We can barely manipulate simple organisms without causing negative second order effects to cascade through our systems.

1 comments

It would be a matter of concentrating specific SNPs that are already identifiable in human populations. There is no need to create new SNPs of unknown outcomes. There would be no difference if the SNP was put there through intervention or if it was inherited by a parent. Since these SNPs already exist the outcomes can and are being studied.
These are the types of assumptions and blindspots that lead to unintended negative effects.

Your approach assumes that the distribution of those SNPs at the population level is immaterial.

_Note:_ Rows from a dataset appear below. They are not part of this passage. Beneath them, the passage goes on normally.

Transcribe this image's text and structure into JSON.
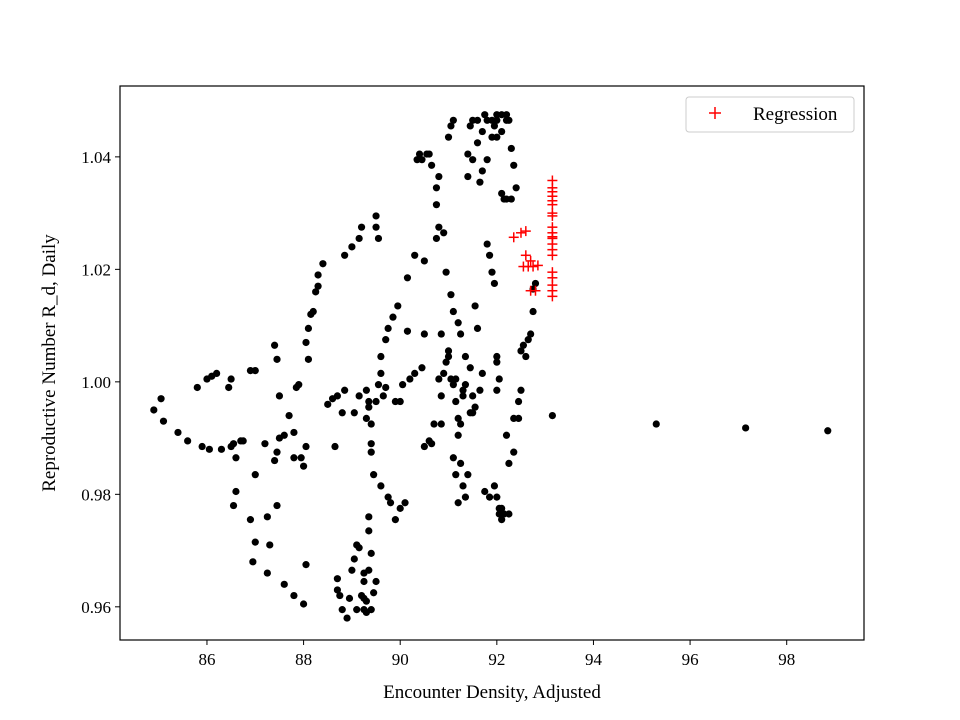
{
  "chart_data": {
    "type": "scatter",
    "title": "",
    "xlabel": "Encounter Density, Adjusted",
    "ylabel": "Reproductive Number R_d, Daily",
    "xlim": [
      84.2,
      99.6
    ],
    "ylim": [
      0.9541,
      1.0526
    ],
    "xticks": [
      86,
      88,
      90,
      92,
      94,
      96,
      98
    ],
    "xtick_labels": [
      "86",
      "88",
      "90",
      "92",
      "94",
      "96",
      "98"
    ],
    "yticks": [
      0.96,
      0.98,
      1.0,
      1.02,
      1.04
    ],
    "ytick_labels": [
      "0.96",
      "0.98",
      "1.00",
      "1.02",
      "1.04"
    ],
    "grid": false,
    "legend_position": "upper right",
    "series": [
      {
        "name": "",
        "marker": "dot",
        "color": "#000000",
        "points": [
          [
            84.9,
            0.995
          ],
          [
            85.05,
            0.997
          ],
          [
            85.1,
            0.993
          ],
          [
            85.4,
            0.991
          ],
          [
            85.6,
            0.9895
          ],
          [
            85.8,
            0.999
          ],
          [
            85.9,
            0.9885
          ],
          [
            86.0,
            1.0005
          ],
          [
            86.05,
            0.988
          ],
          [
            86.1,
            1.001
          ],
          [
            86.2,
            1.0015
          ],
          [
            86.3,
            0.988
          ],
          [
            86.45,
            0.999
          ],
          [
            86.5,
            0.9885
          ],
          [
            86.5,
            1.0005
          ],
          [
            86.55,
            0.989
          ],
          [
            86.6,
            0.9865
          ],
          [
            86.55,
            0.978
          ],
          [
            86.6,
            0.9805
          ],
          [
            86.7,
            0.9895
          ],
          [
            86.75,
            0.9895
          ],
          [
            86.9,
            0.9755
          ],
          [
            86.95,
            0.968
          ],
          [
            87.0,
            0.9715
          ],
          [
            87.0,
            0.9835
          ],
          [
            86.9,
            1.002
          ],
          [
            87.0,
            1.002
          ],
          [
            87.2,
            0.989
          ],
          [
            87.25,
            0.966
          ],
          [
            87.25,
            0.976
          ],
          [
            87.3,
            0.971
          ],
          [
            87.4,
            0.986
          ],
          [
            87.45,
            0.978
          ],
          [
            87.45,
            0.9875
          ],
          [
            87.5,
            0.99
          ],
          [
            87.4,
            1.0065
          ],
          [
            87.45,
            1.004
          ],
          [
            87.5,
            0.9975
          ],
          [
            87.6,
            0.964
          ],
          [
            87.6,
            0.9905
          ],
          [
            87.7,
            0.994
          ],
          [
            87.8,
            0.9865
          ],
          [
            87.8,
            0.991
          ],
          [
            87.8,
            0.962
          ],
          [
            87.85,
            0.999
          ],
          [
            87.9,
            0.9995
          ],
          [
            87.95,
            0.9865
          ],
          [
            88.0,
            0.985
          ],
          [
            88.0,
            0.9605
          ],
          [
            88.05,
            0.9675
          ],
          [
            88.05,
            0.9885
          ],
          [
            88.1,
            1.004
          ],
          [
            88.05,
            1.007
          ],
          [
            88.1,
            1.0095
          ],
          [
            88.15,
            1.012
          ],
          [
            88.2,
            1.0125
          ],
          [
            88.25,
            1.016
          ],
          [
            88.3,
            1.019
          ],
          [
            88.3,
            1.017
          ],
          [
            88.4,
            1.021
          ],
          [
            88.5,
            0.996
          ],
          [
            88.6,
            0.997
          ],
          [
            88.65,
            0.9885
          ],
          [
            88.7,
            0.9975
          ],
          [
            88.7,
            0.963
          ],
          [
            88.7,
            0.965
          ],
          [
            88.75,
            0.962
          ],
          [
            88.8,
            0.9595
          ],
          [
            88.8,
            0.9945
          ],
          [
            88.85,
            0.9985
          ],
          [
            88.85,
            1.0225
          ],
          [
            88.9,
            0.958
          ],
          [
            88.95,
            0.9615
          ],
          [
            89.0,
            0.9665
          ],
          [
            89.05,
            0.9945
          ],
          [
            89.0,
            1.024
          ],
          [
            89.05,
            0.9685
          ],
          [
            89.1,
            0.9595
          ],
          [
            89.1,
            0.971
          ],
          [
            89.15,
            0.9705
          ],
          [
            89.15,
            1.0255
          ],
          [
            89.15,
            0.9975
          ],
          [
            89.2,
            0.962
          ],
          [
            89.25,
            0.9615
          ],
          [
            89.25,
            0.9645
          ],
          [
            89.25,
            0.966
          ],
          [
            89.2,
            1.0275
          ],
          [
            89.25,
            0.9595
          ],
          [
            89.3,
            0.959
          ],
          [
            89.3,
            0.961
          ],
          [
            89.3,
            0.9935
          ],
          [
            89.3,
            0.9985
          ],
          [
            89.35,
            0.9955
          ],
          [
            89.35,
            0.9965
          ],
          [
            89.35,
            0.9665
          ],
          [
            89.35,
            0.9735
          ],
          [
            89.35,
            0.976
          ],
          [
            89.4,
            0.9595
          ],
          [
            89.4,
            0.9695
          ],
          [
            89.4,
            0.989
          ],
          [
            89.4,
            0.9875
          ],
          [
            89.4,
            0.9925
          ],
          [
            89.45,
            0.9625
          ],
          [
            89.5,
            0.9645
          ],
          [
            89.45,
            0.9835
          ],
          [
            89.5,
            0.9965
          ],
          [
            89.55,
            0.9995
          ],
          [
            89.5,
            1.0275
          ],
          [
            89.5,
            1.0295
          ],
          [
            89.55,
            1.0255
          ],
          [
            89.6,
            0.9815
          ],
          [
            89.6,
            1.0015
          ],
          [
            89.6,
            1.0045
          ],
          [
            89.65,
            0.9975
          ],
          [
            89.7,
            0.999
          ],
          [
            89.7,
            1.0075
          ],
          [
            89.75,
            0.9795
          ],
          [
            89.75,
            1.0095
          ],
          [
            89.8,
            0.9785
          ],
          [
            89.85,
            1.0115
          ],
          [
            89.9,
            0.9965
          ],
          [
            89.9,
            0.9755
          ],
          [
            89.95,
            1.0135
          ],
          [
            90.0,
            0.9965
          ],
          [
            90.05,
            0.9995
          ],
          [
            90.0,
            0.9775
          ],
          [
            90.1,
            0.9785
          ],
          [
            90.15,
            1.0185
          ],
          [
            90.15,
            1.009
          ],
          [
            90.2,
            1.0005
          ],
          [
            90.3,
            1.0225
          ],
          [
            90.3,
            1.0015
          ],
          [
            90.35,
            1.0395
          ],
          [
            90.4,
            1.0405
          ],
          [
            90.45,
            1.0395
          ],
          [
            90.45,
            1.0025
          ],
          [
            90.5,
            0.9885
          ],
          [
            90.5,
            1.0215
          ],
          [
            90.55,
            1.0405
          ],
          [
            90.5,
            1.0085
          ],
          [
            90.6,
            1.0405
          ],
          [
            90.65,
            1.0385
          ],
          [
            90.6,
            0.9895
          ],
          [
            90.65,
            0.989
          ],
          [
            90.7,
            0.9925
          ],
          [
            90.75,
            1.0255
          ],
          [
            90.75,
            1.0345
          ],
          [
            90.75,
            1.0315
          ],
          [
            90.8,
            1.0275
          ],
          [
            90.8,
            1.0365
          ],
          [
            90.8,
            1.0005
          ],
          [
            90.85,
            0.9975
          ],
          [
            90.85,
            1.0085
          ],
          [
            90.85,
            0.9925
          ],
          [
            90.9,
            1.0015
          ],
          [
            90.9,
            1.0265
          ],
          [
            90.95,
            1.0195
          ],
          [
            90.95,
            1.0035
          ],
          [
            91.0,
            1.0045
          ],
          [
            91.0,
            1.0435
          ],
          [
            91.0,
            1.0055
          ],
          [
            91.05,
            1.0455
          ],
          [
            91.05,
            1.0005
          ],
          [
            91.05,
            1.0155
          ],
          [
            91.1,
            1.0465
          ],
          [
            91.1,
            1.0125
          ],
          [
            91.1,
            0.9995
          ],
          [
            91.1,
            0.9865
          ],
          [
            91.15,
            0.9835
          ],
          [
            91.15,
            1.0005
          ],
          [
            91.15,
            0.9965
          ],
          [
            91.2,
            0.9785
          ],
          [
            91.2,
            0.9905
          ],
          [
            91.2,
            0.9935
          ],
          [
            91.2,
            1.0105
          ],
          [
            91.25,
            0.9855
          ],
          [
            91.25,
            0.9925
          ],
          [
            91.25,
            1.0085
          ],
          [
            91.3,
            0.9815
          ],
          [
            91.3,
            0.9985
          ],
          [
            91.3,
            0.9975
          ],
          [
            91.35,
            1.0045
          ],
          [
            91.35,
            0.9795
          ],
          [
            91.35,
            0.9995
          ],
          [
            91.4,
            0.9835
          ],
          [
            91.4,
            1.0365
          ],
          [
            91.4,
            1.0405
          ],
          [
            91.45,
            1.0455
          ],
          [
            91.45,
            1.0025
          ],
          [
            91.45,
            0.9945
          ],
          [
            91.5,
            1.0395
          ],
          [
            91.5,
            1.0465
          ],
          [
            91.5,
            0.9945
          ],
          [
            91.5,
            0.9975
          ],
          [
            91.55,
            1.0135
          ],
          [
            91.55,
            0.9955
          ],
          [
            91.6,
            1.0425
          ],
          [
            91.6,
            1.0465
          ],
          [
            91.6,
            1.0095
          ],
          [
            91.65,
            1.0355
          ],
          [
            91.65,
            0.9985
          ],
          [
            91.7,
            1.0375
          ],
          [
            91.7,
            1.0445
          ],
          [
            91.7,
            1.0015
          ],
          [
            91.75,
            1.0475
          ],
          [
            91.75,
            0.9805
          ],
          [
            91.8,
            1.0465
          ],
          [
            91.8,
            1.0395
          ],
          [
            91.8,
            1.0245
          ],
          [
            91.85,
            1.0225
          ],
          [
            91.85,
            0.9795
          ],
          [
            91.9,
            1.0435
          ],
          [
            91.9,
            1.0465
          ],
          [
            91.9,
            1.0195
          ],
          [
            91.95,
            1.0175
          ],
          [
            91.95,
            1.0455
          ],
          [
            91.95,
            0.9815
          ],
          [
            92.0,
            1.0475
          ],
          [
            92.0,
            1.0465
          ],
          [
            92.0,
            1.0435
          ],
          [
            92.0,
            1.0045
          ],
          [
            92.0,
            1.0035
          ],
          [
            92.0,
            0.9985
          ],
          [
            92.0,
            0.9795
          ],
          [
            92.05,
            0.9775
          ],
          [
            92.05,
            0.9765
          ],
          [
            92.05,
            1.0005
          ],
          [
            92.1,
            1.0335
          ],
          [
            92.1,
            1.0445
          ],
          [
            92.1,
            1.0475
          ],
          [
            92.1,
            0.9755
          ],
          [
            92.1,
            0.9775
          ],
          [
            92.15,
            1.0325
          ],
          [
            92.15,
            0.9765
          ],
          [
            92.2,
            1.0325
          ],
          [
            92.2,
            1.0465
          ],
          [
            92.2,
            1.0475
          ],
          [
            92.2,
            0.9905
          ],
          [
            92.25,
            1.0465
          ],
          [
            92.25,
            0.9855
          ],
          [
            92.25,
            0.9765
          ],
          [
            92.3,
            1.0325
          ],
          [
            92.3,
            1.0415
          ],
          [
            92.35,
            1.0385
          ],
          [
            92.35,
            0.9875
          ],
          [
            92.35,
            0.9935
          ],
          [
            92.4,
            1.0345
          ],
          [
            92.45,
            0.9935
          ],
          [
            92.45,
            0.9965
          ],
          [
            92.5,
            0.9985
          ],
          [
            92.5,
            1.0055
          ],
          [
            92.55,
            1.0065
          ],
          [
            92.6,
            1.0045
          ],
          [
            92.65,
            1.0075
          ],
          [
            92.7,
            1.0085
          ],
          [
            92.75,
            1.0125
          ],
          [
            92.75,
            1.0165
          ],
          [
            92.8,
            1.0175
          ],
          [
            93.15,
            0.994
          ],
          [
            95.3,
            0.9925
          ],
          [
            97.15,
            0.9918
          ],
          [
            98.85,
            0.9913
          ]
        ]
      },
      {
        "name": "Regression",
        "marker": "plus",
        "color": "#ff0000",
        "points": [
          [
            92.35,
            1.0257
          ],
          [
            92.5,
            1.0265
          ],
          [
            92.6,
            1.0268
          ],
          [
            92.55,
            1.0205
          ],
          [
            92.6,
            1.0225
          ],
          [
            92.65,
            1.0205
          ],
          [
            92.7,
            1.0215
          ],
          [
            92.75,
            1.0205
          ],
          [
            92.85,
            1.0207
          ],
          [
            92.7,
            1.0162
          ],
          [
            92.8,
            1.0162
          ],
          [
            93.15,
            1.0358
          ],
          [
            93.15,
            1.0345
          ],
          [
            93.15,
            1.0338
          ],
          [
            93.15,
            1.033
          ],
          [
            93.15,
            1.0322
          ],
          [
            93.15,
            1.0315
          ],
          [
            93.15,
            1.03
          ],
          [
            93.15,
            1.0295
          ],
          [
            93.15,
            1.0275
          ],
          [
            93.15,
            1.0265
          ],
          [
            93.15,
            1.0258
          ],
          [
            93.15,
            1.0255
          ],
          [
            93.15,
            1.0245
          ],
          [
            93.15,
            1.0235
          ],
          [
            93.15,
            1.0225
          ],
          [
            93.15,
            1.0195
          ],
          [
            93.15,
            1.0185
          ],
          [
            93.15,
            1.0172
          ],
          [
            93.15,
            1.0162
          ],
          [
            93.15,
            1.0152
          ]
        ]
      }
    ]
  }
}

What makes an allele attractive at one frequency can expose new liabilities at a different frequency.

>> Your approach assumes that the distribution of those SNPs at the population level is immaterial.

No it doesn't.

  >> What makes an allele attractive at one frequency can expose new liabilities at a different frequency.
So there is this thing called statistics...

There is a false assumption in behavioral genetics that behavior and intelligence are weakly linked to 1000s of SNPs which would make it rather difficult to stay within normal bounds, but in reality there are a few rare SNPs that dominates high intelligence. The RCCX genes of TNXB, CYP21A2, and C4 being the strongest. Of these I would focus on only two TNXB SNPs and there are many people walking around today who have them.